This is a response to the reader who wondered if she was right to encourage her son and his husband to relocate from Portland to Spokane (Saturday’s Slice).
“No, Molly, you are not delusional,” wrote Amy McGarry of Spokane Valley. “While I do get tired of defending Spokane to friends in Seattle or Portland, nevertheless, I persist. I can’t speak for everyone in Spokane, but I will speak for me, my large extended family and extensive network of friends; we welcome your son and his husband with open arms. Maybe the woman you met at the party hasn’t been to a Spokane gay pride parade lately, or read letters to the editor or talked to her gay friends who live in Spokane. If she had, I doubt she would suggest life in Spokane ‘would be horrible’ for the couple because they are gay. The potholes, however, might make them miserable.”

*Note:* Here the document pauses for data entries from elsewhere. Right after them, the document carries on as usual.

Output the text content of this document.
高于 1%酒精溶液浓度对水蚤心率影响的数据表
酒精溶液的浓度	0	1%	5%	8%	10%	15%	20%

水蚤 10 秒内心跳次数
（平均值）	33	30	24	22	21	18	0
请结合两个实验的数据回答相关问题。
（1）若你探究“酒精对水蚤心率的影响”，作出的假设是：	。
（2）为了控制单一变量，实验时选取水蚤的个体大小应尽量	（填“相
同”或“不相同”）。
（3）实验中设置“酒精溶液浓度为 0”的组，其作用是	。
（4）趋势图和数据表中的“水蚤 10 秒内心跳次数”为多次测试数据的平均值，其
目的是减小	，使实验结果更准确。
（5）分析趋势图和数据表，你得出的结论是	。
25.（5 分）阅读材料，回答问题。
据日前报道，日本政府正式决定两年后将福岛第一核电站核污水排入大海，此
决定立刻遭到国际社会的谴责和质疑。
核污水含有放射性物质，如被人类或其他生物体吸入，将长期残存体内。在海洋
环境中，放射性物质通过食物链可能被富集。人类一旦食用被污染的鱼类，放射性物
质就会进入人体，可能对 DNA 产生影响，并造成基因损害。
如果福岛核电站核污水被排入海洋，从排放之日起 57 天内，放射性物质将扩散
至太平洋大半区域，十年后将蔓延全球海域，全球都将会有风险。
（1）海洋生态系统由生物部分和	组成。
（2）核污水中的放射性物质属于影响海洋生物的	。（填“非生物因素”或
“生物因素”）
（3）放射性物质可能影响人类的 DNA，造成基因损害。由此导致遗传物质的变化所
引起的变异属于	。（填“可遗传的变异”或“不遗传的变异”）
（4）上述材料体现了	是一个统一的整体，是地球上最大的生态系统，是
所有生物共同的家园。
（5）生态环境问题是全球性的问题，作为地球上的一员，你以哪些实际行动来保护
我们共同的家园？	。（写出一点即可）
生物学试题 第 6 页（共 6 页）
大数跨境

Though most feedback on that was along similar lines, not all was. The Slice heard from readers who flat-out oppose same-sex unions, but I have to say the discussion was remarkably civil.
Ranking the seasons: “Spring, summer and fall, as great as they are, are simply fillers between ski seasons,” wrote Chic Burge, who noted he started skiing on Mount Spokane on Dec. 4, 1950.

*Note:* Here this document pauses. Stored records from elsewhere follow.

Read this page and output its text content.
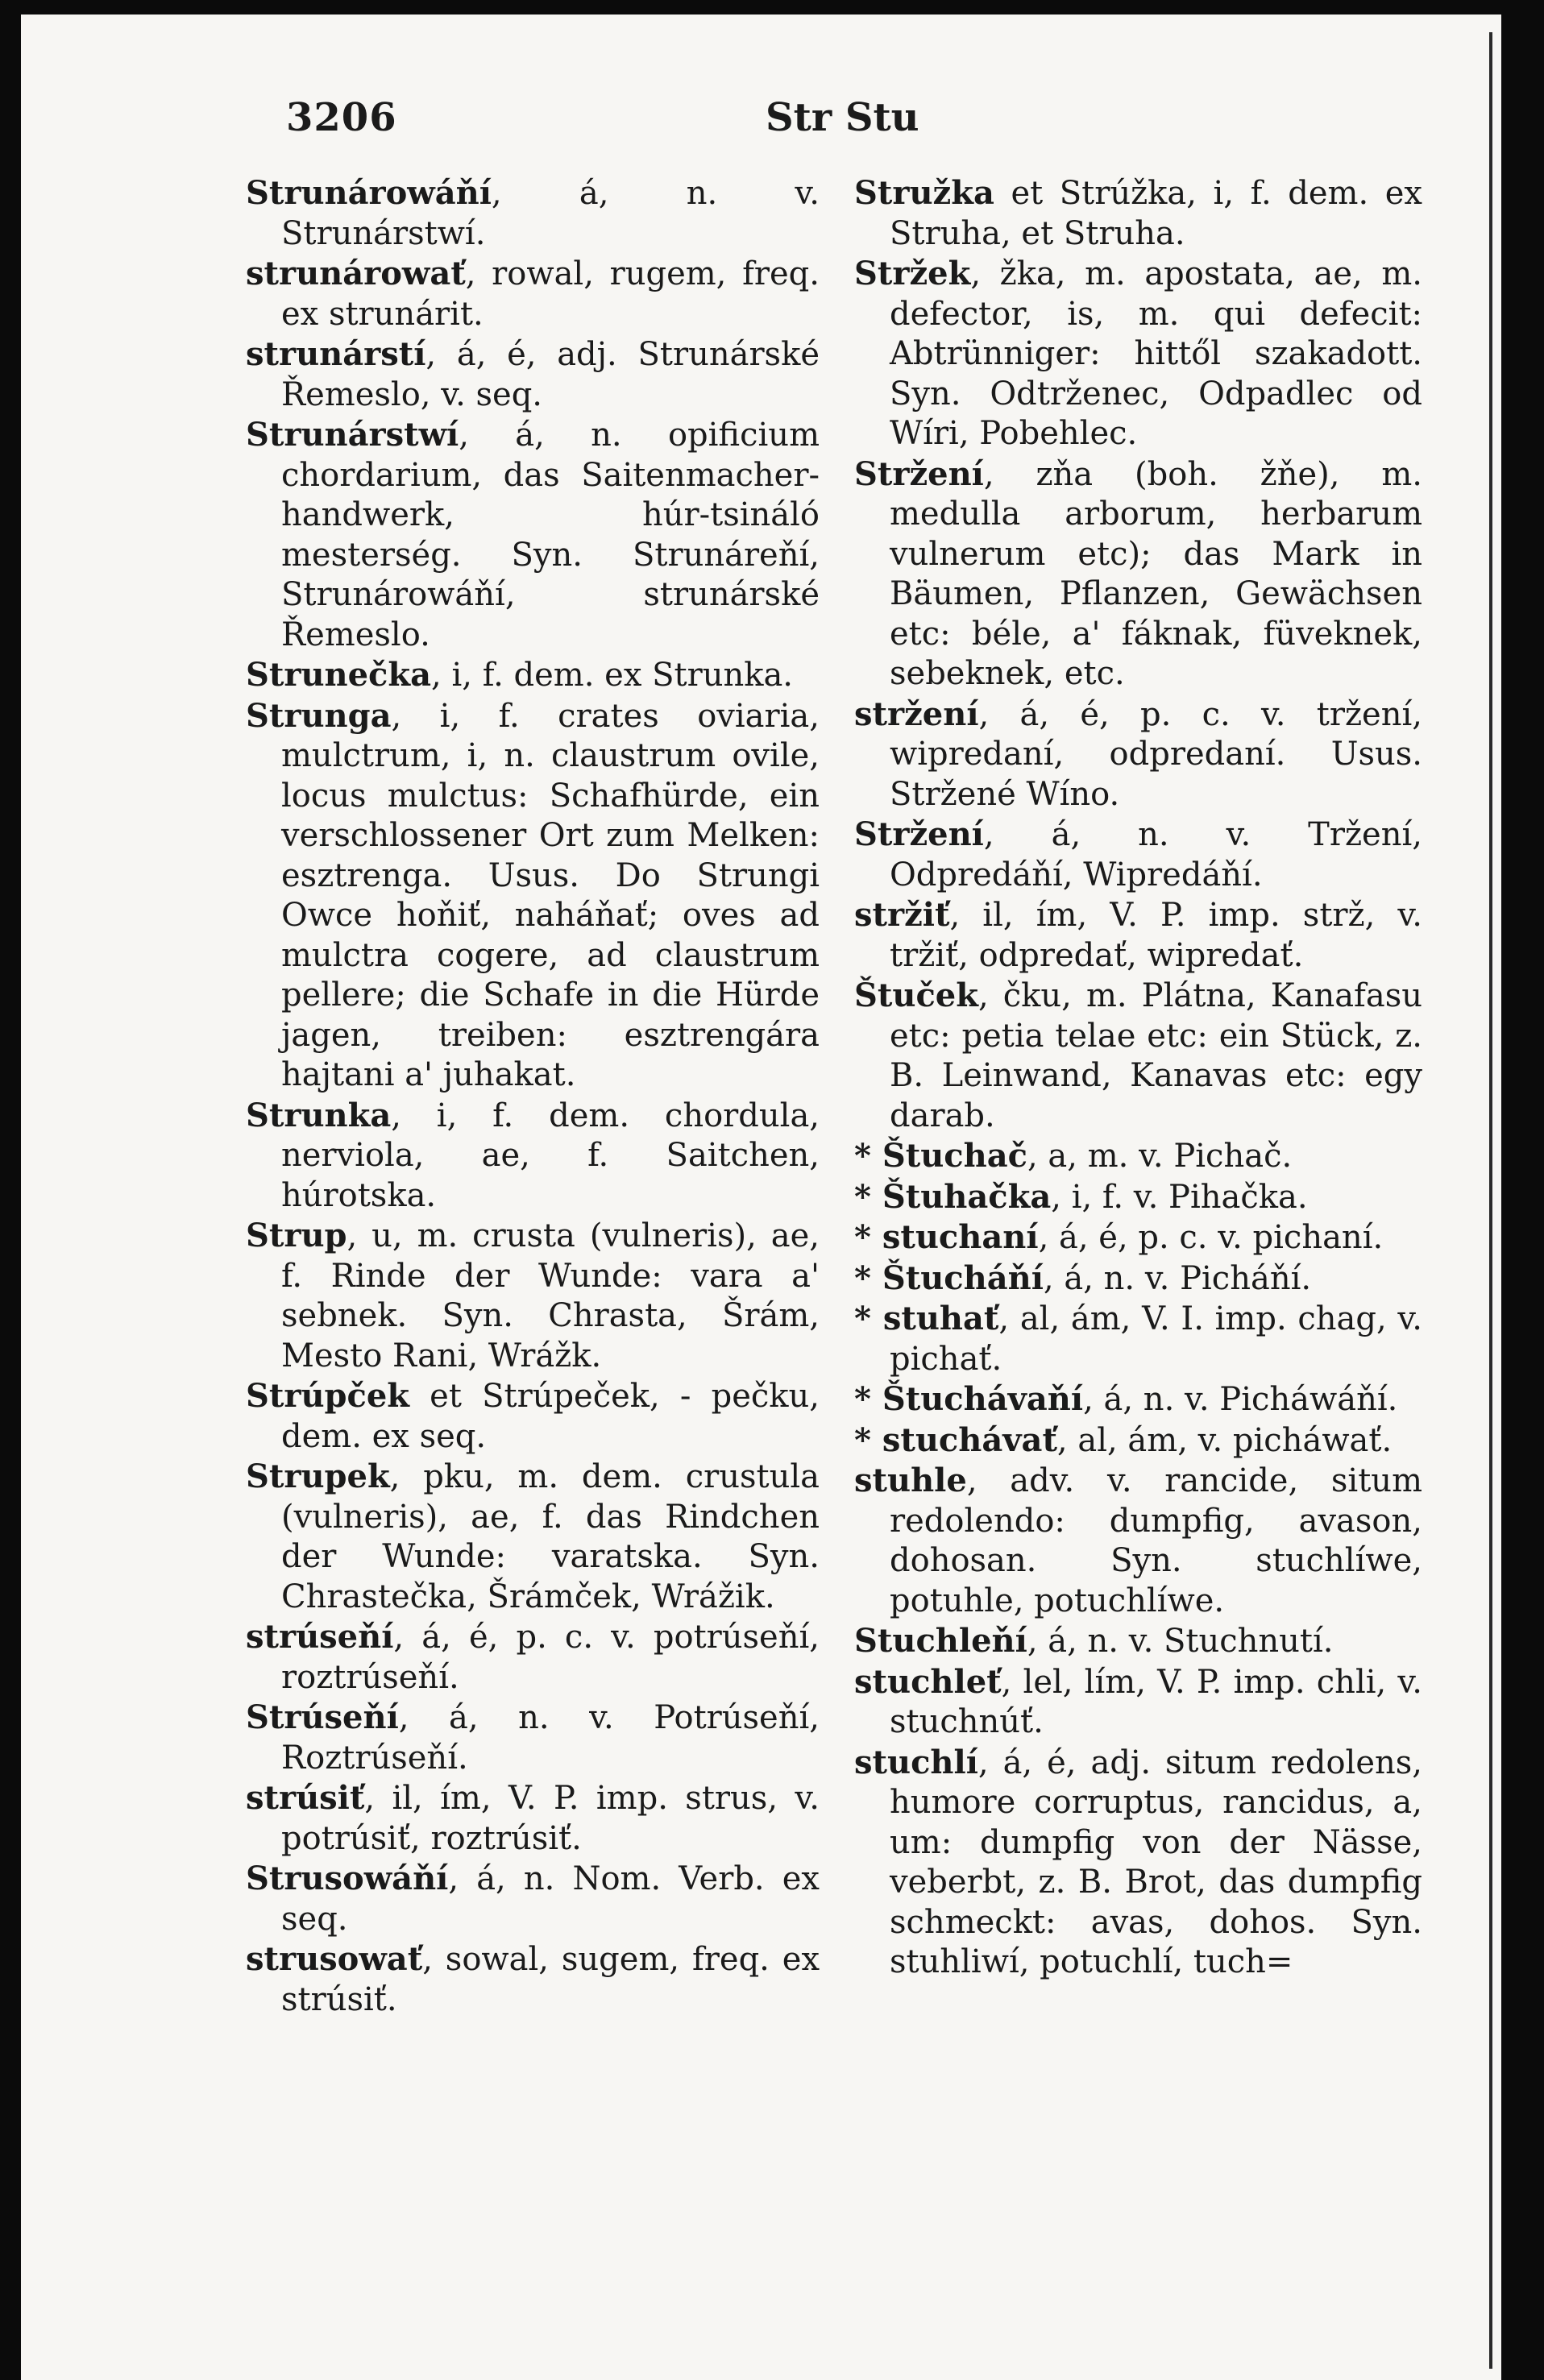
3206	Str Stu

Strunárowáňí, á, n. v. Strunárstwí.

strunárowať, rowal, rugem, freq. ex strunárit.

strunárstí, á, é, adj. Strunárské Řemeslo, v. seq.

Strunárstwí, á, n. opificium chordarium, das Saitenmacher-handwerk, húr-tsináló mesterség. Syn. Strunáreňí, Strunárowáňí, strunárské Řemeslo.

Strunečka, i, f. dem. ex Strunka.

Strunga, i, f. crates oviaria, mulctrum, i, n. claustrum ovile, locus mulctus: Schafhürde, ein verschlossener Ort zum Melken: esztrenga. Usus. Do Strungi Owce hoňiť, naháňať; oves ad mulctra cogere, ad claustrum pellere; die Schafe in die Hürde jagen, treiben: esztrengára hajtani a' juhakat.

Strunka, i, f. dem. chordula, nerviola, ae, f. Saitchen, húrotska.

Strup, u, m. crusta (vulneris), ae, f. Rinde der Wunde: vara a' sebnek. Syn. Chrasta, Šrám, Mesto Rani, Wrážk.

Strúpček et Strúpeček, - pečku, dem. ex seq.

Strupek, pku, m. dem. crustula (vulneris), ae, f. das Rindchen der Wunde: varatska. Syn. Chrastečka, Šrámček, Wrážik.

strúseňí, á, é, p. c. v. potrúseňí, roztrúseňí.

Strúseňí, á, n. v. Potrúseňí, Roztrúseňí.

strúsiť, il, ím, V. P. imp. strus, v. potrúsiť, roztrúsiť.

Strusowáňí, á, n. Nom. Verb. ex seq.

strusowať, sowal, sugem, freq. ex strúsiť.

Stružka et Strúžka, i, f. dem. ex Struha, et Struha.

Stržek, žka, m. apostata, ae, m. defector, is, m. qui defecit: Abtrünniger: hittől szakadott. Syn. Odtrženec, Odpadlec od Wíri, Pobehlec.

Stržení, zňa (boh. žňe), m. medulla arborum, herbarum vulnerum etc); das Mark in Bäumen, Pflanzen, Gewächsen etc: béle, a' fáknak, füveknek, sebeknek, etc.

stržení, á, é, p. c. v. tržení, wipredaní, odpredaní. Usus. Stržené Wíno.

Stržení, á, n. v. Tržení, Odpredáňí, Wipredáňí.

stržiť, il, ím, V. P. imp. strž, v. tržiť, odpredať, wipredať.

Štuček, čku, m. Plátna, Kanafasu etc: petia telae etc: ein Stück, z. B. Leinwand, Kanavas etc: egy darab.

* Štuchač, a, m. v. Pichač.

* Štuhačka, i, f. v. Pihačka.

* stuchaní, á, é, p. c. v. pichaní.

* Štucháňí, á, n. v. Picháňí.

* stuhať, al, ám, V. I. imp. chag, v. pichať.

* Štuchávaňí, á, n. v. Picháwáňí.

* stuchávať, al, ám, v. picháwať.

stuhle, adv. v. rancide, situm redolendo: dumpfig, avason, dohosan. Syn. stuchlíwe, potuhle, potuchlíwe.

Stuchleňí, á, n. v. Stuchnutí.

stuchleť, lel, lím, V. P. imp. chli, v. stuchnúť.

stuchlí, á, é, adj. situm redolens, humore corruptus, rancidus, a, um: dumpfig von der Nässe, veberbt, z. B. Brot, das dumpfig schmeckt: avas, dohos. Syn. stuhliwí, potuchlí, tuch=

“Autumn ranks at the bottom of the pile,” wrote Audrey Wagner, who is originally from Australia. “The season here is far too short.”

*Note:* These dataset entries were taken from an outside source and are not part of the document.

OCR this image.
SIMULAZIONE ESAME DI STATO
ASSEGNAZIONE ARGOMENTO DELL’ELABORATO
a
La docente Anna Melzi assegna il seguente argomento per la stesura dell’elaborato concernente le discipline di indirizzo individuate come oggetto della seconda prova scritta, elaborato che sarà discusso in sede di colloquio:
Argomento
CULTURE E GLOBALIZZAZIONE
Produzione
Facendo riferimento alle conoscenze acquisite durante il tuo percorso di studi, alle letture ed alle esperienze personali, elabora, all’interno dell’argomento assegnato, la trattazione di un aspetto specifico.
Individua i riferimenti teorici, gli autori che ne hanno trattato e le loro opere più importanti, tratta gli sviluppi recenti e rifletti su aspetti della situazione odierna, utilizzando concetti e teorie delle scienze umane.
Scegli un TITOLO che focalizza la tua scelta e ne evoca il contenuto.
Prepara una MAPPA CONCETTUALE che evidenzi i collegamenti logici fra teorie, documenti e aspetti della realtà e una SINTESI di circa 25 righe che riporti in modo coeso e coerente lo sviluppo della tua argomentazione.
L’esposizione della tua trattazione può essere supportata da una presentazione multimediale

Here’s a note I received after writing about my dentist retiring: “I think I was 15 (it might have been earlier) when I first started with Dr. Copetas,” wrote John Speare. “I saw her all through high school and college, until I moved to the West Side in my mid-20s. When we moved back to Spokane in my 30s, she was again my dentist. Now I’m 46. Every now and then she has me sign some slip of paper that’s attached to an ancient chart where I see the signature of my 15-year-old self. I always get a kick out of seeing that. She’s been a wonderful dentist over the years. I’ll miss her and the quiet stability of her presence.”
You never know when this might come up: Born-in-Spokane actor John McIntire (“Wagon Train,” “Psycho”) had a supporting role in the classic Jimmy Stewart newspaper movie, 1948’s “Call Northside 777.”
Today’s Slice questions: Have you ever bobbed for apples? How did you do? What’s the secret to success?